Price: £12.99
Publisher: Floris Books
Genre:
Age Range: 5-8 Infant/Junior
Length: 40pp
- Translated by: Polly Lawson
The Last Rainbow Bird
While snoozing in their boat, Alex and Jo are suddenly awoken by a crying sound drifting on the breeze. They think it’s coming from the professor’s house high in the trees and decide to investigate. They discover from the distraught prof. that although he has saved many rare birds he has failed to find a mate for the rarest of all – the Rainbow Bird – and unless he can do so, the species will die out. The children offer to search and having loaded up The Explorer they set sail on a journey to find the elusive bird. Their quest takes them through thick forest and they ask all manner of birds – House Birds, Big-to-Little Birds, Underwater Birds, Lamp Birds and others if they’ve seen a Rainbow Bird, but to no avail.
Next morning they’re on the point of giving up when Jo spots something perched precariously on a rock just in front of a waterfall. The next thing they know they’re sailing right over the edge of the falls. They fly into the air and land, Jo with the bird safe in her hand. Suddenly something magical happens, which we see in a glorious feathery illustration, as the bird’s plumage bursts into coloured profusion: ‘Its feathers painted the air: pink and blue and red and green and every colour in between,’ we read. With the problem of returning solved by a gigantic Tower Bird, Alex and Jo are flown back to a euphoric professor and all ends happily with the future of the species assured.

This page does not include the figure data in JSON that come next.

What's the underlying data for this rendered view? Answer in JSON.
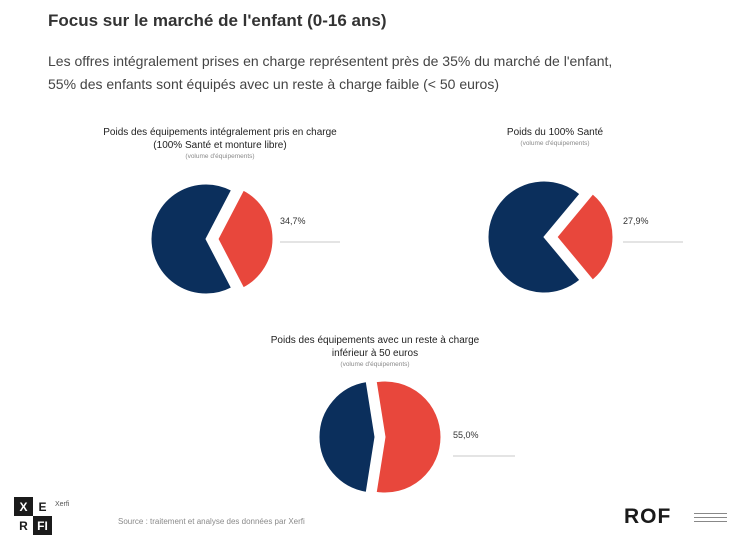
{
  "header": {
    "title": "Focus sur le marché de l'enfant (0-16 ans)",
    "subtitle_lines": [
      "Les offres intégralement prises en charge représentent près de 35% du marché de l'enfant,",
      "55% des enfants sont équipés avec un reste à charge faible (< 50 euros)"
    ]
  },
  "chart_data": [
    {
      "type": "pie",
      "title_lines": [
        "Poids des équipements intégralement pris en charge",
        "(100% Santé et monture libre)"
      ],
      "note": "(volume d'équipements)",
      "categories": [
        "",
        ""
      ],
      "values": [
        65.3,
        34.7
      ],
      "value_label": "34,7%",
      "colors": [
        "#0b2f5c",
        "#e8473c"
      ]
    },
    {
      "type": "pie",
      "title_lines": [
        "Poids du 100% Santé"
      ],
      "note": "(volume d'équipements)",
      "categories": [
        "",
        ""
      ],
      "values": [
        72.1,
        27.9
      ],
      "value_label": "27,9%",
      "colors": [
        "#0b2f5c",
        "#e8473c"
      ]
    },
    {
      "type": "pie",
      "title_lines": [
        "Poids des équipements avec un reste à charge",
        "inférieur à 50 euros"
      ],
      "note": "(volume d'équipements)",
      "categories": [
        "",
        ""
      ],
      "values": [
        45.0,
        55.0
      ],
      "value_label": "55,0%",
      "colors": [
        "#0b2f5c",
        "#e8473c"
      ]
    }
  ],
  "footer": {
    "xerfi_letters": [
      "X",
      "E",
      "R",
      "F",
      "I"
    ],
    "xerfi_sub": "Xerfi",
    "source": "Source : traitement et analyse des données par Xerfi",
    "rof_logo": "ROF"
  }
}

Nora Brech infuses some of her spreads with gentle humour: she gives full rein to her imagination, and has great fun inventing fictitious birds – that of the Big-to-Little Birds, each a different colour, is superb.
In an afterword she explains that although Rainbow Birds are imaginary, environmentalists are working to save rare birds from extinction. With its important ecological message, this arrestingly illustrated story would make a good starting point for discussions on the importance of protecting rare species.